2015 International Conference on Parallel Architecture and Compilation (PACT) (2015)
San Francisco, CA, USA
Oct. 18, 2015 to Oct. 21, 2015
DOI Bookmark: http://doi.ieeecomputersociety.org/10.1109/PACT.2015.26
The increasing number of cores and the anticipated level of heterogeneity in upcoming multicore architectures cause important problems in traditional cache hierarchies. A good way to alleviate these problems is to add scratchpad memories alongside the cache hierarchy, forming a hybrid memory hierarchy. This memory organization has the potential to improve performance and to reduce the power consumption and the on-chip network traffic, but exposing such a complex memory model to the programmer has a very negative impact on the programmability of the architecture. Emerging task-based programming models are a promising alternative to program heterogeneous multicore architectures. In these models the runtime system manages the execution of the tasks on the architecture, allowing them to apply many optimizations in a generic way at the runtime system level.

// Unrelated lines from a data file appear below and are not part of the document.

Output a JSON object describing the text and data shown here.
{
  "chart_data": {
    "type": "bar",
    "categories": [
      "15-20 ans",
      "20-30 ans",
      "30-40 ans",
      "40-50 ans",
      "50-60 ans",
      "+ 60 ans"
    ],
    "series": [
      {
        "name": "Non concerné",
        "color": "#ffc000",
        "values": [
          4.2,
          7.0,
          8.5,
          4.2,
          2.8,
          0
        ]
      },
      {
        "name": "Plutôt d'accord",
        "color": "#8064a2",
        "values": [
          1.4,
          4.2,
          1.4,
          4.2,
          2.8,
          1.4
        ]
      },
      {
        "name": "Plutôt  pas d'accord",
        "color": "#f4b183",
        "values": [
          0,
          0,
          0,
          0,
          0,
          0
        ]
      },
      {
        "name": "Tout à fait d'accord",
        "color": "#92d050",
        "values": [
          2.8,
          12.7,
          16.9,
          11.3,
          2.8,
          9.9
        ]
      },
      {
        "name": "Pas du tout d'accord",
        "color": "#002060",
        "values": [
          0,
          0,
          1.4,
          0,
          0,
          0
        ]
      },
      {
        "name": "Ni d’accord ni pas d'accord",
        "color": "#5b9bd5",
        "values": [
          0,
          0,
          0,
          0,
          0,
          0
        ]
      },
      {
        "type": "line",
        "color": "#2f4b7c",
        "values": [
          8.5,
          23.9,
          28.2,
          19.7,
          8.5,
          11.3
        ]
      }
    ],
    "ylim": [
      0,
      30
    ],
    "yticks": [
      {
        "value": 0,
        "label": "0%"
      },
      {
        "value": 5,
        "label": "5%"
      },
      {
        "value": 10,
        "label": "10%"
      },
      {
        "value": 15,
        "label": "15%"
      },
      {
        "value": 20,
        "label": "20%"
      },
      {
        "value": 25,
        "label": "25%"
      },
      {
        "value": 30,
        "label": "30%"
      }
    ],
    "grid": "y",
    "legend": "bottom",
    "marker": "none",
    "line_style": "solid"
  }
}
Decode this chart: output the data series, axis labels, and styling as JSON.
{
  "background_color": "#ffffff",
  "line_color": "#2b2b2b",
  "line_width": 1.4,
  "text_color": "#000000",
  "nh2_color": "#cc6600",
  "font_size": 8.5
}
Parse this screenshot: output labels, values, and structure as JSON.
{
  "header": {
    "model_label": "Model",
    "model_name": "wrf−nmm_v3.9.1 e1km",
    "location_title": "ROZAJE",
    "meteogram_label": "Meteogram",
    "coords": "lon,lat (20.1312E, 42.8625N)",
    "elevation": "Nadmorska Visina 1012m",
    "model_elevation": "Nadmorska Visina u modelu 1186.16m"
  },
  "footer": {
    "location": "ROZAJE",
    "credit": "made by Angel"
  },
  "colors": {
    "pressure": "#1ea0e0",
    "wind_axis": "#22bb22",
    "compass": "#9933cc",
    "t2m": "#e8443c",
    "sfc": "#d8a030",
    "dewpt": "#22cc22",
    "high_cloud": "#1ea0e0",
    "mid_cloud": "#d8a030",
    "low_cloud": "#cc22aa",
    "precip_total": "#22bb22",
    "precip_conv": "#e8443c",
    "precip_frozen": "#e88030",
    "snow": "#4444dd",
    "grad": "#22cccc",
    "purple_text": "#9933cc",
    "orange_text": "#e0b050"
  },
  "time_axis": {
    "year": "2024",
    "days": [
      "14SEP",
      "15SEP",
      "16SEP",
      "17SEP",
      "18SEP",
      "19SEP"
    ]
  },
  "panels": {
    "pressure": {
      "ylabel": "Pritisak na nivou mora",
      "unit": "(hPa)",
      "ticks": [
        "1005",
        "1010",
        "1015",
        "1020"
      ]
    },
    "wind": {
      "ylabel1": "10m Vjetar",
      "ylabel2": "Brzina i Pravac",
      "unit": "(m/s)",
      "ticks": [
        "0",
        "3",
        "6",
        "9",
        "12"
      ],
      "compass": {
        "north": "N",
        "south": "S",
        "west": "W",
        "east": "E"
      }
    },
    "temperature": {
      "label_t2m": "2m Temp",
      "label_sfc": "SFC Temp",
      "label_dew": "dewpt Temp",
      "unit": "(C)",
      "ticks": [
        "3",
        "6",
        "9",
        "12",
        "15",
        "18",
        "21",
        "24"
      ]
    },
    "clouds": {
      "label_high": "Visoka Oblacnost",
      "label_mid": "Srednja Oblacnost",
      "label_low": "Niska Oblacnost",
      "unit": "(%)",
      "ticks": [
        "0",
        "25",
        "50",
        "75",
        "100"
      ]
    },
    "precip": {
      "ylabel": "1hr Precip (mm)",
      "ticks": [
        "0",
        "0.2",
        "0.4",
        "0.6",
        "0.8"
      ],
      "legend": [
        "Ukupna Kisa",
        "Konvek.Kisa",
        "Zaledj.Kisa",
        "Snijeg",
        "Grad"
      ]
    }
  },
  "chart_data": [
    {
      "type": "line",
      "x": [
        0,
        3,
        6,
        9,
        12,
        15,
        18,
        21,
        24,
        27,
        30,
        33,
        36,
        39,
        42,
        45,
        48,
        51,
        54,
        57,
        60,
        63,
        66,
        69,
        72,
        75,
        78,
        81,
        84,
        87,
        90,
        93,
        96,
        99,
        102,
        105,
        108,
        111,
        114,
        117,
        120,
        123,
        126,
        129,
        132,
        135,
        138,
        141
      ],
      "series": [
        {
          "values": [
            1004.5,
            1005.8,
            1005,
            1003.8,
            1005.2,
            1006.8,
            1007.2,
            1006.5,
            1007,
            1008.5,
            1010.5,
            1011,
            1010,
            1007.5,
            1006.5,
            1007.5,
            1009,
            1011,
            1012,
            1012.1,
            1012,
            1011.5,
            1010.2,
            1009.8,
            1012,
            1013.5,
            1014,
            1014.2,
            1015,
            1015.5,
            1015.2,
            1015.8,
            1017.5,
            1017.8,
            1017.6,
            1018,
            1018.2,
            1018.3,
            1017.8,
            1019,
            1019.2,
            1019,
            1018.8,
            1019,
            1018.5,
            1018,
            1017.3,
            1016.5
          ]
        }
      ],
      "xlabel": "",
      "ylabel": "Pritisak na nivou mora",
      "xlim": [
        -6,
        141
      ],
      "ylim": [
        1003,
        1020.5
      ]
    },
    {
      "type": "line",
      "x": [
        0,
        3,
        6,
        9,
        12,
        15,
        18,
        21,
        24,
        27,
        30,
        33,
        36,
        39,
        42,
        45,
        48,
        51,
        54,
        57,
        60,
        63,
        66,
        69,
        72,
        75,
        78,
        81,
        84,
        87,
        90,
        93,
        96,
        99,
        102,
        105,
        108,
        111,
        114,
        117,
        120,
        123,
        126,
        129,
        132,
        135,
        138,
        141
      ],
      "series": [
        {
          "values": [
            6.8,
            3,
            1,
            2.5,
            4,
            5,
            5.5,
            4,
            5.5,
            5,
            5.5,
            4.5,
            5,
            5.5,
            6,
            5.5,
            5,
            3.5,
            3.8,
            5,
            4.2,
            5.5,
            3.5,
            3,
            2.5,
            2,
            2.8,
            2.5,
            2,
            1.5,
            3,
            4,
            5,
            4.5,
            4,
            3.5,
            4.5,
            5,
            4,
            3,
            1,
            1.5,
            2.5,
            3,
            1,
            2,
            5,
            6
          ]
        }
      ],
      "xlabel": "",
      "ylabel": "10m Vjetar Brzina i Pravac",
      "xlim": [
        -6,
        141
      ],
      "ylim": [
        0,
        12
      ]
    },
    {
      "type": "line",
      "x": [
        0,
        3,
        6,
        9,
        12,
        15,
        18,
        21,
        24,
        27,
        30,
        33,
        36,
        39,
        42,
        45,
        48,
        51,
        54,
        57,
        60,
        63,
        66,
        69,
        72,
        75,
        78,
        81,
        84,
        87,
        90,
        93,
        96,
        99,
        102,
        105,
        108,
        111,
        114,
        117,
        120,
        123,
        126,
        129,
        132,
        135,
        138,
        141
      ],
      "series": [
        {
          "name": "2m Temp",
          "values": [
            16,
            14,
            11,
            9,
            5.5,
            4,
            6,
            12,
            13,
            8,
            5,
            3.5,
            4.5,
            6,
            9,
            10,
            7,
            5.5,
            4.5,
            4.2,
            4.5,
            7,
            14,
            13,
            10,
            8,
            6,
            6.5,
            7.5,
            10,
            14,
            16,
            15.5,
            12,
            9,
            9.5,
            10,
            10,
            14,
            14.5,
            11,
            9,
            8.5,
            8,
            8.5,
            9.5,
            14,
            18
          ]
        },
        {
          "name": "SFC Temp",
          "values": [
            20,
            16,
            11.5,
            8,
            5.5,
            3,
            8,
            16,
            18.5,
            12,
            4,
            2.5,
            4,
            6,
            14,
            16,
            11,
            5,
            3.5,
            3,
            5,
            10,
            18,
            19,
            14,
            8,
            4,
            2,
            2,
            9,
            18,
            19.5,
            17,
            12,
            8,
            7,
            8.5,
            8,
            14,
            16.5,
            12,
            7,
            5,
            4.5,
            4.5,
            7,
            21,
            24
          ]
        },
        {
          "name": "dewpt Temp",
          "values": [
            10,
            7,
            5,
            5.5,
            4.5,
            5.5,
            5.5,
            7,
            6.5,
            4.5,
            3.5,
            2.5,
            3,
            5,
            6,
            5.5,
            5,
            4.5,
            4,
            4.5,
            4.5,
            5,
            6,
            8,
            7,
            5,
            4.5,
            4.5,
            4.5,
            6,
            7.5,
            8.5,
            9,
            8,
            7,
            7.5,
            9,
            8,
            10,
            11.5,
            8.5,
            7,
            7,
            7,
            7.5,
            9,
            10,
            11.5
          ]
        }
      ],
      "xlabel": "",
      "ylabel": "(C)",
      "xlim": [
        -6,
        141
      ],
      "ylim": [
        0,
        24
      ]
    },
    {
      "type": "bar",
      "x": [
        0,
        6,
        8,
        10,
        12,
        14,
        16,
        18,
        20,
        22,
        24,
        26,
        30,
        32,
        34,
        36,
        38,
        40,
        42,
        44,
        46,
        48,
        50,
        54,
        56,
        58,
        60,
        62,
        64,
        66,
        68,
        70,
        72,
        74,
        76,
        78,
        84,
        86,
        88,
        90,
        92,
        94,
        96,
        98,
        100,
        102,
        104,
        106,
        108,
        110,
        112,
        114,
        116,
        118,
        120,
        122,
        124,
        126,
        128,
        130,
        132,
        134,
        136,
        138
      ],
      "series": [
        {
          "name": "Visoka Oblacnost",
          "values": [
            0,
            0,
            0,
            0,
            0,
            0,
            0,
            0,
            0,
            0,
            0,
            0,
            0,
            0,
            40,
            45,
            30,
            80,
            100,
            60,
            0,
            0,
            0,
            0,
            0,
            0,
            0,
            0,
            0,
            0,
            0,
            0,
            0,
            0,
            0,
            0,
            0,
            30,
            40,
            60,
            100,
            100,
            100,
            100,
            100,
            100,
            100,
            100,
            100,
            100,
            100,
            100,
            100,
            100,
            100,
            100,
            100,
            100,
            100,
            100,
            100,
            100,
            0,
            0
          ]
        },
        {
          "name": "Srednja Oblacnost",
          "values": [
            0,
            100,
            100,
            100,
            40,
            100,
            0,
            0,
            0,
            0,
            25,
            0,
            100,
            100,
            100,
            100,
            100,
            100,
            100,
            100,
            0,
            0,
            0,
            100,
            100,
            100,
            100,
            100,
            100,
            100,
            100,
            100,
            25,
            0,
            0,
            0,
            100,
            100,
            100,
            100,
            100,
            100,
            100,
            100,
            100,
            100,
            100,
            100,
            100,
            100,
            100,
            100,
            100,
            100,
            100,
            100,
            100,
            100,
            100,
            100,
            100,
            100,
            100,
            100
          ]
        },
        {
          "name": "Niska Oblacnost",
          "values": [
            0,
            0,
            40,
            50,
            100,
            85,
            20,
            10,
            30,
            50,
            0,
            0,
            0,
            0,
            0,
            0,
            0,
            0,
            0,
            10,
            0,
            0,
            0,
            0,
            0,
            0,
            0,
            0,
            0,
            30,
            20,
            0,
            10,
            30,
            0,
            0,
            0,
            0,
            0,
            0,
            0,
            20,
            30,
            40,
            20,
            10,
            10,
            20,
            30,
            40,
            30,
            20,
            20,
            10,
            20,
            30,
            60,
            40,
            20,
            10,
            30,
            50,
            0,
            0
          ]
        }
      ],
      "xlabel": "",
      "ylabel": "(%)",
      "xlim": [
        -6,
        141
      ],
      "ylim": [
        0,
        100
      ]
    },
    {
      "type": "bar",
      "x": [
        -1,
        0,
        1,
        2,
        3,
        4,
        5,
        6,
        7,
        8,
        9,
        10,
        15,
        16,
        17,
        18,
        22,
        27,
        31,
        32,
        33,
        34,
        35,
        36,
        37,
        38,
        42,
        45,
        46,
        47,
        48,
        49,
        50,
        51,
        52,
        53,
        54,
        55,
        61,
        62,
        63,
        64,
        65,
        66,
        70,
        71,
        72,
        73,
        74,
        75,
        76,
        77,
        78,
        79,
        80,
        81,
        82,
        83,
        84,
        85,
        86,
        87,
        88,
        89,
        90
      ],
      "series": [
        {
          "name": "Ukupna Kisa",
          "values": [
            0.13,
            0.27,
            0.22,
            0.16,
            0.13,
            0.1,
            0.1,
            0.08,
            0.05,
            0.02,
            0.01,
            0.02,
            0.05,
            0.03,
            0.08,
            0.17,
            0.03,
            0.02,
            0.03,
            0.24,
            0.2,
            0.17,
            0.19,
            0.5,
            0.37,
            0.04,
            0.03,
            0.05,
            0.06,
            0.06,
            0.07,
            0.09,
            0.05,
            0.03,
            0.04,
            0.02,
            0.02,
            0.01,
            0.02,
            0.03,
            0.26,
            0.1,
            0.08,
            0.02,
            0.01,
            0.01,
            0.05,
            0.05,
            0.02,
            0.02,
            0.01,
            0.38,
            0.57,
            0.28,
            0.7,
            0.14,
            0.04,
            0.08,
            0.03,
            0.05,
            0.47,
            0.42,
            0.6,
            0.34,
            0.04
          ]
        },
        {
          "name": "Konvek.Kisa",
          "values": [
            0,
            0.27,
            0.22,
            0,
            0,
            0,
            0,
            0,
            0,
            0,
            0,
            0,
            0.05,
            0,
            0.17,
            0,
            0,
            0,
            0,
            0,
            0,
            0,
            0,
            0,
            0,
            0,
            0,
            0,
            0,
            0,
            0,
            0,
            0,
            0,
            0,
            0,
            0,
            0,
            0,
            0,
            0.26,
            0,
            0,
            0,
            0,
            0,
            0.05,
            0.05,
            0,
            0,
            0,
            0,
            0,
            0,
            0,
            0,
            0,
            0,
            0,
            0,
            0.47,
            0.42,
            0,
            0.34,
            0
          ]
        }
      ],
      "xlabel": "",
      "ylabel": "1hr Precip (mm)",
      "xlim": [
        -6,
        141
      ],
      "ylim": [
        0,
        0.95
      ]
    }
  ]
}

This paper proposes giving the runtime system the responsibility to manage the scratchpad memories of a hybrid memory hierarchy in multicore processors, transparently to the programmer. In the envisioned system, the runtime system takes advantage of the information found in the task dependences to map the inputs and outputs of a task to the scratchpad memory of the core that is going to execute it. In addition, the paper exploits two mechanisms to overlap the data transfers with computation and a locality-aware scheduler to reduce the data motion. In a 32-core multicore architecture, the hybrid memory hierarchy outperforms cache-only hierarchies by up to 16%, reduces on-chip network traffic by up to 31% and saves up to 22% of the consumed power.
Runtime, Programming, Multicore processing, Memory management, Data models, Data transfer
L. Alvarez et al., "Runtime-Guided Management of Scratchpad Memories in Multicore Architectures," 2015 International Conference on Parallel Architecture and Compilation (PACT), San Francisco, CA, USA, 2016, pp. 379-391.